Hoca Ahmet Yesevi Uluslararası Türk-Kazak Üniversitesi Rektör Yardımcısı ve Mütevelli Heyeti Üyesi Feyzullah Budak ise, konuyla ilgili şöyle konuştu:
"Benim ve Türkiye’de halkın meseleye bakışı şu: Türkiye Cumhuriyeti Hükümeti, Ortadoğu’daki ilişkilerini son yıllarda iyi yönetemiyor. Yani, Atatürk’ün bıraktığı bir devlette olması gereken çevre politikaları yürütülemiyor. Bu bakımdan burada bir zafiyet ve başarısızlık söz konusu. Yani, Irak yönetimi ve Suriye ile olan ilişkilerin, gergin olmasından kaynaklanan bir zafiyet var ve halkta, 'Bu yüzden, Türkiye’nin başına bunlar geldi' diye bir rahatsızlık var.
Birleşmiş Milletler Güvenlik Konseyi’nin kararı olmadan böyle bir harekatın başlamış olması, uluslararası hukuk açısından doğru değildir, bunu kimse onaylamaz.

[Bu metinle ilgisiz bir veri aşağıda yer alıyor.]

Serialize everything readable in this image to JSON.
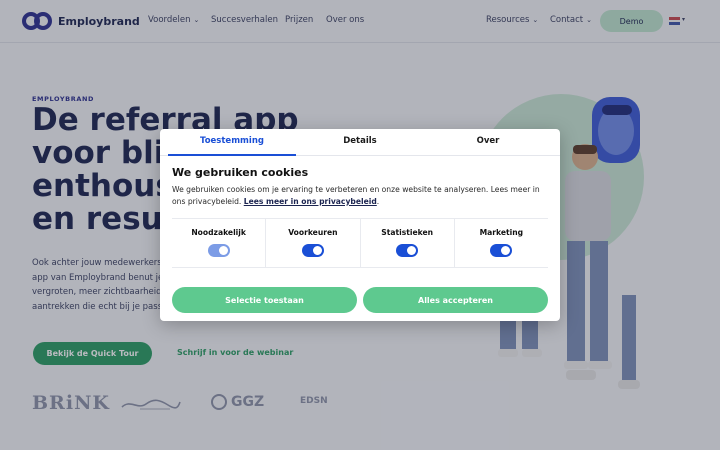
{
  "header": {
    "logo_text": "Employbrand",
    "nav": [
      {
        "label": "Voordelen",
        "dropdown": true
      },
      {
        "label": "Succesverhalen",
        "dropdown": false
      },
      {
        "label": "Prijzen",
        "dropdown": false
      },
      {
        "label": "Over ons",
        "dropdown": false
      },
      {
        "label": "Resources",
        "dropdown": true
      },
      {
        "label": "Contact",
        "dropdown": true
      }
    ],
    "demo_label": "Demo",
    "language_flag": "flag-nl-icon"
  },
  "hero": {
    "eyebrow": "EMPLOYBRAND",
    "headline_lines": [
      "De referral app",
      "voor blij",
      "enthousi",
      "en result"
    ],
    "body": "Ook achter jouw medewerkers\napp van Employbrand benut je\nvergroten, meer zichtbaarheid\naantrekken die echt bij je pass",
    "cta_primary": "Bekijk de Quick Tour",
    "cta_secondary": "Schrijf in voor de webinar",
    "partners": [
      "BRiNK",
      "GGZ",
      "EDSN"
    ]
  },
  "cookie_modal": {
    "tabs": [
      {
        "label": "Toestemming",
        "active": true
      },
      {
        "label": "Details",
        "active": false
      },
      {
        "label": "Over",
        "active": false
      }
    ],
    "title": "We gebruiken cookies",
    "text": "We gebruiken cookies om je ervaring te verbeteren en onze website te analyseren. Lees meer in ons privacybeleid.",
    "link_text": "Lees meer in ons privacybeleid",
    "categories": [
      {
        "label": "Noodzakelijk",
        "enabled": true,
        "disabled": true
      },
      {
        "label": "Voorkeuren",
        "enabled": true,
        "disabled": false
      },
      {
        "label": "Statistieken",
        "enabled": true,
        "disabled": false
      },
      {
        "label": "Marketing",
        "enabled": true,
        "disabled": false
      }
    ],
    "btn_selection": "Selectie toestaan",
    "btn_all": "Alles accepteren"
  },
  "colors": {
    "brand": "#2b2f8f",
    "accent_green": "#5ec98f",
    "toggle_blue": "#1a4fd6"
  }
}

Ortadoğu’da yaşanan tüm bu çelişkilerin ve akan kanın, oradaki tüm düzensizliğin temel sorumluluğu, Amerika Birleşik Devletleri’ne aittir. Yani, Yeni Dünya Düzeni’nde kendisini her yere müdahale etme hakkına sahip gören Amerika, Ortadoğu’yu doğru ve düzgün okuyamıyor, doğru değerlendiremiyor, Ortadoğu’nun tarihindeki mezhepler mücadelesinin ayrıntılarına vakıf değiller. Dolayısıyla orada tamamen kendi çıkarları doğrultusunda, bir gün Sünnilerle, bir başka gün Şiilerle işbirliği halinde iş bitirmeye çalışıyor ve buradan çok büyük sorunlar doğuyor. Bölgedeki olaylar devam ederken, Türkiye’de yönetimde bulunan AK Parti hükümeti de, doğrudan doğruya İslam’ın Sünni yorumunu baz alan ve Ortadoğu’da bu unsurlarla iş yapmak isteyen bir yapıdadır. Bu, Amerika’nın oradaki tutumuyla bazı yerlerde uyuşuyor, bazı yerlerde ise çelişiyor."